The first public survey about Belle Isle since the state took control of the Detroit jewel two years ago found strong support for the state running the show.

This is the James Scott Memorial Fountain with the skyline of Detroit in the background.

A vast majority, about 84 percent, of the 717 people surveyed last year said they were “extremely to somewhat positive” that the island park is now managed by the State of Michigan Department of Natural Resources. About 6 percent of respondents didn’t like the DNR running things, and 10 percent were neutral about the idea.

The majority of people surveyed, 264, were Detroit residents. Overall there were not major differences in the way city residents viewed the park compared to respondents from Wayne, Oakland and Macomb counties, officials said. The $37,0000 survey was commissioned by the DNR.

Next month marks the two-year anniversary of the state’s management of the city-owned Belle Isle. The 30-year lease kicked in Feb. 10, 2014, under an agreement reached by Gov. Rick Snyder and Detroit’s former emergency manager, Kevyn Orr. It was a controversial move at the time, and tensions grew amid claims of overzealous traffic enforcement that riled some Detroit politicians and community groups. Traffic enforcement wasn’t addressed in the survey.

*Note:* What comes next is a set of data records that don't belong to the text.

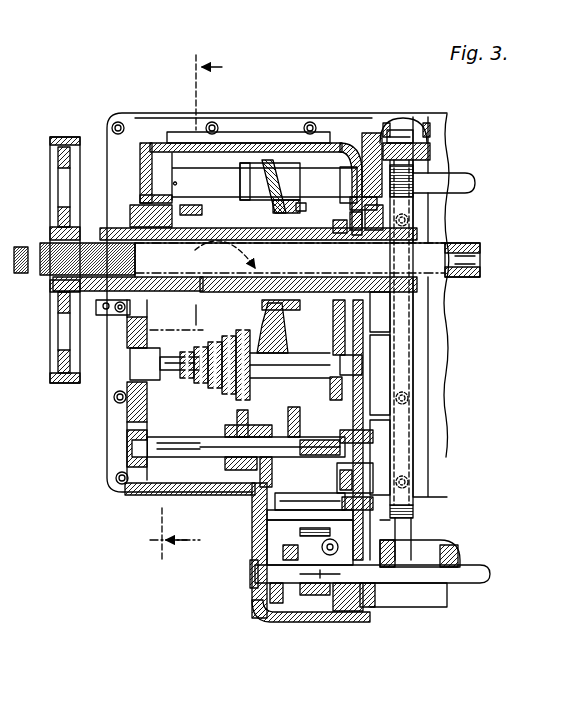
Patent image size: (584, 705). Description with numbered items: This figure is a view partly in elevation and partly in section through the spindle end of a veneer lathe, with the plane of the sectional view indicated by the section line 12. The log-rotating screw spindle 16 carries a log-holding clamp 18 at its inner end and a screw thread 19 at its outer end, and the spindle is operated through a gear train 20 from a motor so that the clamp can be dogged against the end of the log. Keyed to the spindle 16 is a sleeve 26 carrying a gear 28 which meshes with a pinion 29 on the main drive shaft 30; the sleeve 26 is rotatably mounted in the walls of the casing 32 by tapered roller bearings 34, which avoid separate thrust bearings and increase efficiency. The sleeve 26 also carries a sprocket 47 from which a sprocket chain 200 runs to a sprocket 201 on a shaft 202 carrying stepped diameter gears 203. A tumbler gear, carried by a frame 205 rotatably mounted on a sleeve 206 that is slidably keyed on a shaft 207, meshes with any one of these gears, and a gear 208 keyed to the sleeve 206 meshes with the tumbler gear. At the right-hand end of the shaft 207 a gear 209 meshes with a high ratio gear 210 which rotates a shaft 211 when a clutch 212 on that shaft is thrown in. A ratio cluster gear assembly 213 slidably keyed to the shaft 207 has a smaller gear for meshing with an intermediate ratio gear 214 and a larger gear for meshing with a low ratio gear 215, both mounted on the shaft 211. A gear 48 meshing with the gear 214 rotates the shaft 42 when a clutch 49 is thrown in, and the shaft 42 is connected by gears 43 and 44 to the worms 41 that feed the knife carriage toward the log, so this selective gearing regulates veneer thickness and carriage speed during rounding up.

The section line 12 is at (198, 308).
The screw spindle 16 is at (290, 259).
The log-holding clamp 18 is at (466, 246).
The screw thread 19 is at (47, 248).
The gear train 20 is at (57, 358).
The sleeve 26 is at (317, 297).
The gear 28 is at (267, 203).
The pinion 29 is at (278, 170).
The main drive shaft 30 is at (208, 175).
The casing 32 is at (152, 143).
The tapered roller bearings 34 is at (458, 327).
The worms 41 is at (413, 183).
The shaft 42 is at (477, 572).
The gear 43 is at (443, 545).
The gear 44 is at (370, 588).
The sprocket 47 is at (325, 303).
The gear 48 is at (277, 593).
The clutch 49 is at (317, 590).
The sprocket chain 200 is at (380, 330).
The sprocket 201 is at (380, 407).
The shaft 202 is at (282, 363).
The stepped diameter gears 203 is at (173, 380).
The frame 205 is at (185, 385).
The sleeve 206 is at (243, 462).
The shaft 207 is at (173, 455).
The gear 208 is at (252, 484).
The gear 209 is at (343, 443).
The high ratio gear 210 is at (380, 470).
The shaft 211 is at (267, 493).
The clutch 212 is at (370, 463).
The ratio cluster gear assembly 213 is at (296, 415).
The intermediate ratio gear 214 is at (265, 535).
The low ratio gear 215 is at (320, 557).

The state has cleaned up the park and made major improvements in the past two years.

Nearly 9 out of 10 visitors last year say they found Belle Isle to be a satisfying and welcoming experience. A large majority of visitors supported paying the State Park Passport — which is $11 for Michigan vehicles and $5 for Michigan motorcycles, and goes on license plates — to get into Belle Isle. Out-of-state residents must pay $31 for an annual pass or $9 for a day pass.

The cost of admission wasn’t a big reason for those who stayed away from the park. Only 16 percent of non-visitors said it was the main reason for not going to the 985-acre island park, which is situated on the Detroit River between the United States and Canada.

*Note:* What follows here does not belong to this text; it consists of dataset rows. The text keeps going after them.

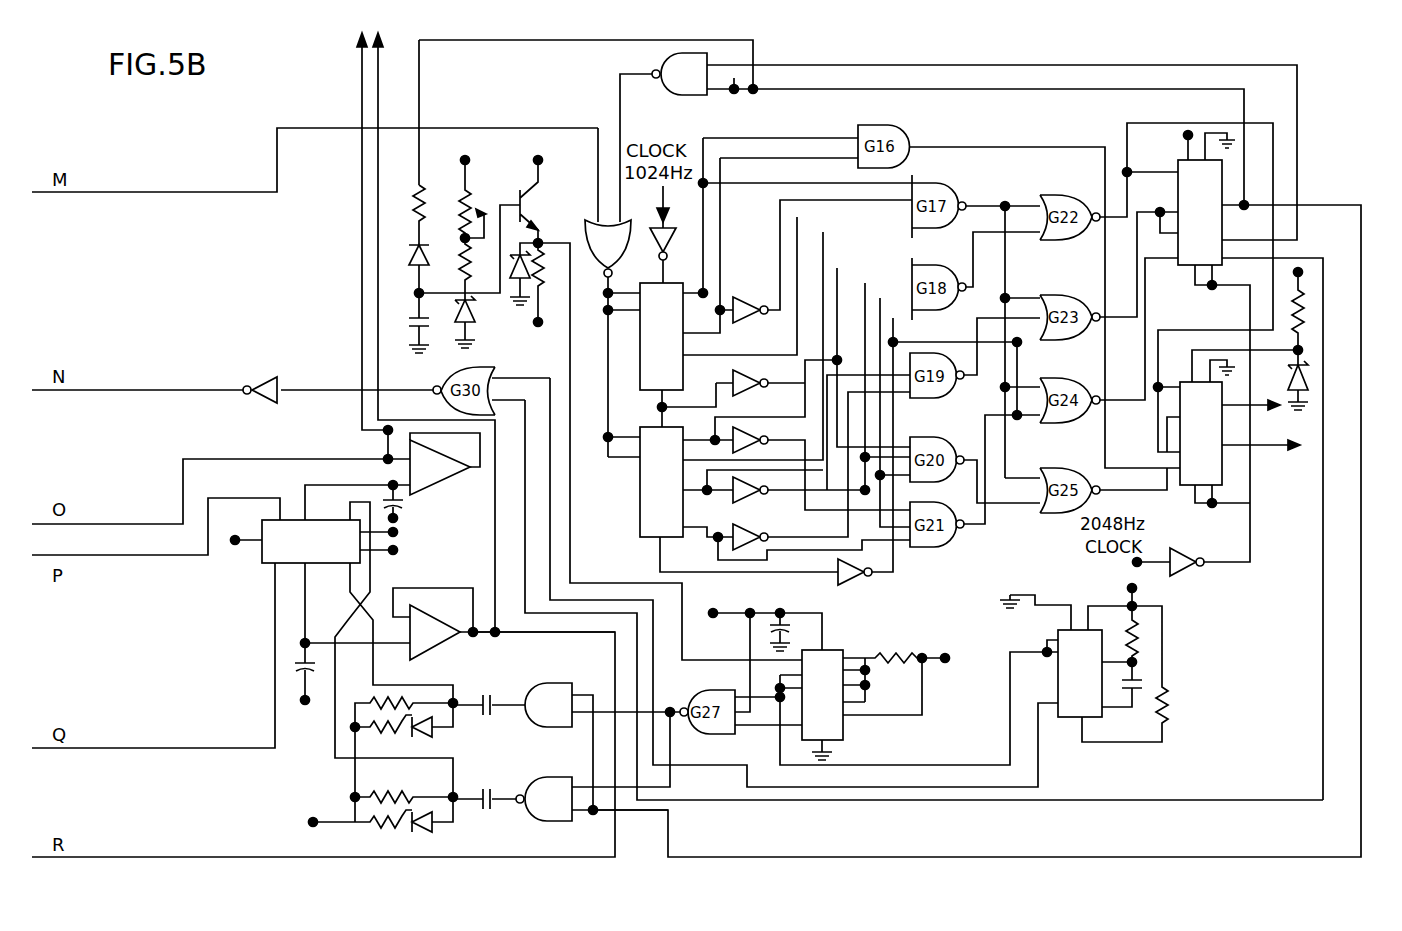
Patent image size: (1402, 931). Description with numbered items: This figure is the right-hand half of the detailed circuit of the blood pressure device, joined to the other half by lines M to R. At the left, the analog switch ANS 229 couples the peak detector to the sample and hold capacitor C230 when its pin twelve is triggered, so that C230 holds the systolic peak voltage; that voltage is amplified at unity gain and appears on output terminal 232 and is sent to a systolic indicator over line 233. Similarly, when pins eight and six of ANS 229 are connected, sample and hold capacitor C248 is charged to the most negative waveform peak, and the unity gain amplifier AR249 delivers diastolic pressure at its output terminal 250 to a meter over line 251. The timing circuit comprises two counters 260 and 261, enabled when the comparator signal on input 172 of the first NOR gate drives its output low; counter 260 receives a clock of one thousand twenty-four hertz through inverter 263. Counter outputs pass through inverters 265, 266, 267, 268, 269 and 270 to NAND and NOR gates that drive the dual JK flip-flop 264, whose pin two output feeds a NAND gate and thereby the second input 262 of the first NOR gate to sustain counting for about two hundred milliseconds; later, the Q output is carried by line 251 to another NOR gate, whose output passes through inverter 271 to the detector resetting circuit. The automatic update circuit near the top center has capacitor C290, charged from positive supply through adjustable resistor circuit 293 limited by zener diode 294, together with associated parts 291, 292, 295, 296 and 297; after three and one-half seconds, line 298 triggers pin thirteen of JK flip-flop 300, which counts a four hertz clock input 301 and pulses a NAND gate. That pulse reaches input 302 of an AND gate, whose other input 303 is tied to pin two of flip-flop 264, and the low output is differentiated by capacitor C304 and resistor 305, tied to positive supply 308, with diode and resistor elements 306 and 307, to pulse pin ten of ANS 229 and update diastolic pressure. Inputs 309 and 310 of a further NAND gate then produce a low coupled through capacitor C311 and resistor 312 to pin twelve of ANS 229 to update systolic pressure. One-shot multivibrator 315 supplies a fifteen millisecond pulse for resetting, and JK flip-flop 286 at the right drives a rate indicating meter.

The input of NOR gate G15 172 is at (598, 160).
The analog switch ANS 229 is at (262, 563).
The output terminal of amplifier AR231 232 is at (439, 470).
The line 233 is at (362, 156).
The output terminal of amplifier AR249 250 is at (478, 637).
The line 251 is at (378, 176).
The integrated circuit counter 260 is at (640, 376).
The integrated circuit counter 261 is at (640, 503).
The input of NOR gate G15 262 is at (622, 119).
The inverter 263 is at (664, 240).
The dual JK flip-flop 264 is at (1186, 272).
The inverter 265 is at (748, 305).
The inverter 266 is at (742, 376).
The inverter 267 is at (748, 438).
The inverter 268 is at (745, 495).
The inverter 269 is at (752, 532).
The inverter 270 is at (850, 580).
The inverter 271 is at (268, 376).
The JK flip-flop 286 is at (1193, 490).
The diode 291 is at (409, 255).
The resistor 292 is at (445, 190).
The adjustable resistor circuit 293 is at (462, 200).
The zener diode 294 is at (476, 316).
The transistor 295 is at (530, 205).
The zener diode 296 is at (520, 300).
The gate G15 output 297 is at (605, 338).
The line 298 is at (571, 386).
The JK flip-flop 300 is at (843, 732).
The 4 Hz clock input 301 is at (744, 613).
The input of AND gate G28 302 is at (574, 718).
The input of AND gate G28 303 is at (583, 690).
The resistor 305 is at (378, 700).
The resistor 306 is at (382, 738).
The diode 307 is at (421, 736).
The positive supply 308 is at (373, 793).
The input of NAND gate G29 309 is at (575, 782).
The input of NAND gate G29 310 is at (574, 814).
The resistor 312 is at (372, 818).
The one-shot multivibrator 315 is at (1072, 720).
The sample and hold capacitor C230 is at (405, 514).
The sample and hold capacitor C248 is at (290, 668).
The capacitor C290 is at (409, 322).
The capacitor C304 is at (488, 717).
The capacitor C311 is at (487, 812).
The unity gain amplifier AR249 is at (504, 633).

“More current visitors come to the island for what might be termed traditional park-like features — open spaces, fresh air, natural beauty,” according to the summary of the survey released Thursday.

Those who participated in the survey included 700 completed interviews and two focus groups. A total of 200 interviewed were associated with the Belle Isle Conservancy Group, a non-profit that advocates for the park; 400 surveys were from the general population of the Macomb, Oakland and Wayne Counties; and 100 in-person interviews conducted on the island. The interviews took place in August, September and November.

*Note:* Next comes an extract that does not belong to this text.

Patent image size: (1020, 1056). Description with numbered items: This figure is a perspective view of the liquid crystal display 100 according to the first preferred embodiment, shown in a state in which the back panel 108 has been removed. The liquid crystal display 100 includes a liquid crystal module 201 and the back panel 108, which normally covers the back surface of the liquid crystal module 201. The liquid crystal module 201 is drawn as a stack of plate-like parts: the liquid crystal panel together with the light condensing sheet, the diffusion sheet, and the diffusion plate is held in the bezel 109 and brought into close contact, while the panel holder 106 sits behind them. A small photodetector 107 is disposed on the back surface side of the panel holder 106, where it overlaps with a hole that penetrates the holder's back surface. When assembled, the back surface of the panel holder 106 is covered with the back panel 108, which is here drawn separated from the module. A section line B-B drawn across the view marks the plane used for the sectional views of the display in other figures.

Fans watch a practice session during the Chevrolet Detroit Belle Isle Grand Prix on Belle Isle May 29, 2015. A large majority of those surveyed, 75 percent, liked the idea of large scale events, including the Grand Prix.

Among the other findings:

■A large majority, 75 percent, liked the idea of large-scale events, including the Grand Prix. Many also liked the idea of adding events such as concerts. But it is “additional boating activities” that would add the most value to the park, according to 74 percent of those surveyed.

■Most believe Belle Isle should be a place to have a picnic or barbecue but not a place to buy food. Few favored the idea of restaurants or anything beyond having buying basic beverages and food items.

■Many visitors spend more than three hours at the park and often come with at least one other person.

■Scott Fountain and Belle Isle Aquarium were by far the two most-visited sites.

In 2015, the first full year the state managed the park, there were 3.6 million visitors, according to DNR. During the peak months of June, July and August, Belle Isle saw 300,000 more visitors, 1.5 million, in 2015 compared to 2014, state data shows. The state doesn’t keep data on where park visitors reside.